The course also presents verification methods for concurrent systems, including temporal logics, model checking, and equivalence checking to verify the proper behaviour of concurrent systems.

A particular focus is put on testing, which is the most common validation method in industrial development projects. To meaningfully apply testing techniques, knowledge on its foundations and limitations is essential.

This course is divided into two complementary parts. Part 1 is also offered to 3rd-year engineering students of ENSIMAG. Part 2 is also offered to M2 students of MOSIG AISSE.

**Part 1: Models and languages for model checking (course ref. WMM9MO47)**

**Introduction to concurrency theory**

- Concurrency-related issues in real life
- Principal concepts of concurrency: linear-time vs branching time, interleaving vs true concurrency, localities

**Automata-based models of concurrency**

- Labelled transition systems and Kripke structures
- Communicating automata / communicating state machines
- Timed automata

**Higher-level languages for concurrent systems**

- Process calculi / process algebra
- A simple calculus: CCS
- Value-passing languages: LNT
- Name-passing calculi and mobility: the pi-calculus
- Possible semantics for concurrency: denotational, axiomatic, operational
- Structured Operational Semantics (Plotkin rules, SOS, GSOS, and other rule formats)
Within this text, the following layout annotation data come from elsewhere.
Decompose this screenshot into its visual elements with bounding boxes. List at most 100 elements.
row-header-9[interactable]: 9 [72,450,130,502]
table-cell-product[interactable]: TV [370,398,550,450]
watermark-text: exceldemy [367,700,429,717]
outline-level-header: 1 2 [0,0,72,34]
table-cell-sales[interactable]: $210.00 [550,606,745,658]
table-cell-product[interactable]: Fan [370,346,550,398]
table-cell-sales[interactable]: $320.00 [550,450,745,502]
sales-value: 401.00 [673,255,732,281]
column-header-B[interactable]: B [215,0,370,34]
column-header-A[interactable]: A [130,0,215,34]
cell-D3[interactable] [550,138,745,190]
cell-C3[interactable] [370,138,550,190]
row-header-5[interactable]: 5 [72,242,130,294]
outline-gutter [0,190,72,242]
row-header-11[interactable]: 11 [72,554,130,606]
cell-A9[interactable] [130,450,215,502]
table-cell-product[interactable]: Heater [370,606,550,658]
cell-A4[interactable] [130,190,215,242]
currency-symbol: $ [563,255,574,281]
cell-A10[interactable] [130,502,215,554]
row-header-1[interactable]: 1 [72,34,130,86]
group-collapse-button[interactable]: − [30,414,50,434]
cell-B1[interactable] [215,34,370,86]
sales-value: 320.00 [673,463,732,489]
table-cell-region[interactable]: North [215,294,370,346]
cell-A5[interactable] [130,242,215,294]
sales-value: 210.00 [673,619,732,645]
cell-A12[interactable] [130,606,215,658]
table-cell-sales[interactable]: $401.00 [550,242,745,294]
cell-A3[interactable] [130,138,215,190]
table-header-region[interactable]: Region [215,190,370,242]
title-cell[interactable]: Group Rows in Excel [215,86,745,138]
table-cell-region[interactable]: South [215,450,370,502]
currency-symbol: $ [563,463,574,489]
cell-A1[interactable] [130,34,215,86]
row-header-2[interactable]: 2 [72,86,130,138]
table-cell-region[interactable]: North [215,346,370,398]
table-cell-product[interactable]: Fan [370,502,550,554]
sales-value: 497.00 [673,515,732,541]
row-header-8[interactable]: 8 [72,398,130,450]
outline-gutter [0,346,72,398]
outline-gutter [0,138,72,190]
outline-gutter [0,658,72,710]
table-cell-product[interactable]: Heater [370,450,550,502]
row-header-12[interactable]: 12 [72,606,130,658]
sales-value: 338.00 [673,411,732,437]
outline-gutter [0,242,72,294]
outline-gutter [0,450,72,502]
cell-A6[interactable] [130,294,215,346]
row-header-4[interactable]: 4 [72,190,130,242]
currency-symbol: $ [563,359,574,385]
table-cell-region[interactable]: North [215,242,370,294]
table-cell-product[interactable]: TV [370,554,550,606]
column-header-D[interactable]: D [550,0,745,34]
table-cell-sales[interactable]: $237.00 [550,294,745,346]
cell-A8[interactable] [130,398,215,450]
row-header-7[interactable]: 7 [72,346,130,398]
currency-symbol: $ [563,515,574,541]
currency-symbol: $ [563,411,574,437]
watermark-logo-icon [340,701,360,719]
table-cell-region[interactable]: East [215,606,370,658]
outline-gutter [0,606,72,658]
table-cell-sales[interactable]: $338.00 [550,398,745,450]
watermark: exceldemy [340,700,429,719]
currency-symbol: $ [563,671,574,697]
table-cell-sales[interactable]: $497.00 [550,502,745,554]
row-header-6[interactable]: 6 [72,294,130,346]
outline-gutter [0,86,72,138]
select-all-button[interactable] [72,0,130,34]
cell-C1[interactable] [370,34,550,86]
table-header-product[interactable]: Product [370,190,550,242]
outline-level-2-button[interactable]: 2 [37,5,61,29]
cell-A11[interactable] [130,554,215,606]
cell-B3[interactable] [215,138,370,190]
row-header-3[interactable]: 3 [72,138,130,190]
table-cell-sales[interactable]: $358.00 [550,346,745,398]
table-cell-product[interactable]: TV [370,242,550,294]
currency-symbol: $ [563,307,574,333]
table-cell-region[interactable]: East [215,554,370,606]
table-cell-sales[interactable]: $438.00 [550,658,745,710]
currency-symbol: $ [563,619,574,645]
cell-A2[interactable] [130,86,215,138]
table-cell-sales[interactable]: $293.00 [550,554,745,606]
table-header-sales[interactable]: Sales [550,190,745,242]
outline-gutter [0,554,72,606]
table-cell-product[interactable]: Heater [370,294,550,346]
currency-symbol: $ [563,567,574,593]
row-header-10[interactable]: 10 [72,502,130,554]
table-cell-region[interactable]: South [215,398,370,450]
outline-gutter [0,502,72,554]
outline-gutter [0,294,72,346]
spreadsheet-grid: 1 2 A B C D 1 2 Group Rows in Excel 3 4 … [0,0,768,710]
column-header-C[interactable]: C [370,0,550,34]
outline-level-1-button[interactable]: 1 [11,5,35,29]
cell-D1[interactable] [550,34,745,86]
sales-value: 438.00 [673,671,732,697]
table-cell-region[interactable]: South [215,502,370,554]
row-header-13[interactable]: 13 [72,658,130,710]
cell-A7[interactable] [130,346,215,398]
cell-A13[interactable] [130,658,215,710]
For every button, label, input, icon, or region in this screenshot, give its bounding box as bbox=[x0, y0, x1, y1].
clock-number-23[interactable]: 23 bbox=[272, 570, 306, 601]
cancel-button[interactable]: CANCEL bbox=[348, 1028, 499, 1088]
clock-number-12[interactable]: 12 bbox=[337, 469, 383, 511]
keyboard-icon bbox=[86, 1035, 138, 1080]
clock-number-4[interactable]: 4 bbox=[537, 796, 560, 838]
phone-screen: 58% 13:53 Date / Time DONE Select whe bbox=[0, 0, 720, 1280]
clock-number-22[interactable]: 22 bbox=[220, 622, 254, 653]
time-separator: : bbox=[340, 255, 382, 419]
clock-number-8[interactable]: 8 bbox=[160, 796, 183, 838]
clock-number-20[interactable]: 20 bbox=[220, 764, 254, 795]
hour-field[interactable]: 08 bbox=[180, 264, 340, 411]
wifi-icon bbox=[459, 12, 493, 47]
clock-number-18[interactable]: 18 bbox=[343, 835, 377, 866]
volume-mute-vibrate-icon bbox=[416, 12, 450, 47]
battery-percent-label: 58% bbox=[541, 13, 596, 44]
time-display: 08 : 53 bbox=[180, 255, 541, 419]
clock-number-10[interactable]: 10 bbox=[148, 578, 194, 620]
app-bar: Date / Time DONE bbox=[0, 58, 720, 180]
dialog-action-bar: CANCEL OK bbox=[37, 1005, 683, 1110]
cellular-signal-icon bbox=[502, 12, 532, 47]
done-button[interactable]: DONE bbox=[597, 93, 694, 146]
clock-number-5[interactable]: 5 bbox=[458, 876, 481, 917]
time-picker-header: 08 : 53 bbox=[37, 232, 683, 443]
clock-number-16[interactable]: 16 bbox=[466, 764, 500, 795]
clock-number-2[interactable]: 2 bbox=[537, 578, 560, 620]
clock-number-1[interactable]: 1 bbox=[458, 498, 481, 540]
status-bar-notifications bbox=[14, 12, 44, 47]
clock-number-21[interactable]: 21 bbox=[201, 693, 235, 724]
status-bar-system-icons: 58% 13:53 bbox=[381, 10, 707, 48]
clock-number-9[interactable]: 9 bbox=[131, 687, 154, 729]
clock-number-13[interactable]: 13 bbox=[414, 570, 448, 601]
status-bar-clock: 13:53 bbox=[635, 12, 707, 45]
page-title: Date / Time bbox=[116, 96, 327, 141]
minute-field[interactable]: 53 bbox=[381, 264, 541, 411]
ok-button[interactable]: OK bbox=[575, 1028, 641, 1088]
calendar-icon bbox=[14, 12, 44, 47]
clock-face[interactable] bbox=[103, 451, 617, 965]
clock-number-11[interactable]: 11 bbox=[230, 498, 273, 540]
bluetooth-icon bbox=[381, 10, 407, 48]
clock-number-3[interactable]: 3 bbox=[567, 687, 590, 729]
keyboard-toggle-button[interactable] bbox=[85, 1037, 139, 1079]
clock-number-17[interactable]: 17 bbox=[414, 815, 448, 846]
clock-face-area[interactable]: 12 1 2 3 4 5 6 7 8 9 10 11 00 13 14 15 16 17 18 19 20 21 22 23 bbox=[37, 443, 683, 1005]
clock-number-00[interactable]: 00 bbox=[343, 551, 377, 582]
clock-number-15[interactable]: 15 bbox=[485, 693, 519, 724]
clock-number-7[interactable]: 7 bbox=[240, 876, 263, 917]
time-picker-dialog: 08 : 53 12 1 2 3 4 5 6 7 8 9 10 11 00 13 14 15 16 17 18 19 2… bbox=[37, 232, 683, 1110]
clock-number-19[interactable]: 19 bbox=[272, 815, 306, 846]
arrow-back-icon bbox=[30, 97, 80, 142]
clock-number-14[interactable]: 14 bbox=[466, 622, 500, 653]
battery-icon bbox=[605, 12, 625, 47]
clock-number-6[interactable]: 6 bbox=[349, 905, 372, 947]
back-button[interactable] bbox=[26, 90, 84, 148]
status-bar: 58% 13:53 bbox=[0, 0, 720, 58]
**Temporal logic and model-checking verification**

- State space, reachability analysis, and state-space explosion issues
- Basic properties: deadlocks, livelocks, starvation, fairness, etc.
- Action-based vs state-based properties
- Explicit-state vs symbolic state-space exploration — related models: BDDs, BESs, etc.
- On-the-fly verification, partial-order reductions, unfoldings, bounded model-checking
- Linear-time vs branching-time logics
- Classical logics: mu-calculus, LTL, CTL, CTL*, PDL
- Predefined temporal-logic patterns
- Examples of model-checking verification tools

**Part 2: Verification and test theories (course ref. WMM9MO04)**

**Basics**

- Labelled transition systems (LTS) as models of components, programs, systems and their specifications
- (Parallel) composition
- Simulation
- Refinement and preorders – Equivalences and bisimulations
- Specifications to express statements like “program P satisfies property Phi”, “program P implements specification S”, “programs P1 and P2 are equivalent”

**Testing**

- Basic notions and theoretical foundations of software testing
- Illustration of these notions on labelled transition systems and Mealy automata
- Model-based testing
- Automated test case generation
- Test execution and evaluation

**Verification**

- Beyond the limitations of testing
- Verification using observers
- Safety properties (absence of bad behaviors)
- Progress properties (actual proof of well-functioning)
- Predicate transformers and fixpoint theory for verification problems

The techniques presented in this course will be applied to examples using the Uppaal and CADP tools.

## Credits

3 ECTS for each part – 6 ECTS for the whole HECS “core” course, which comprises both parts.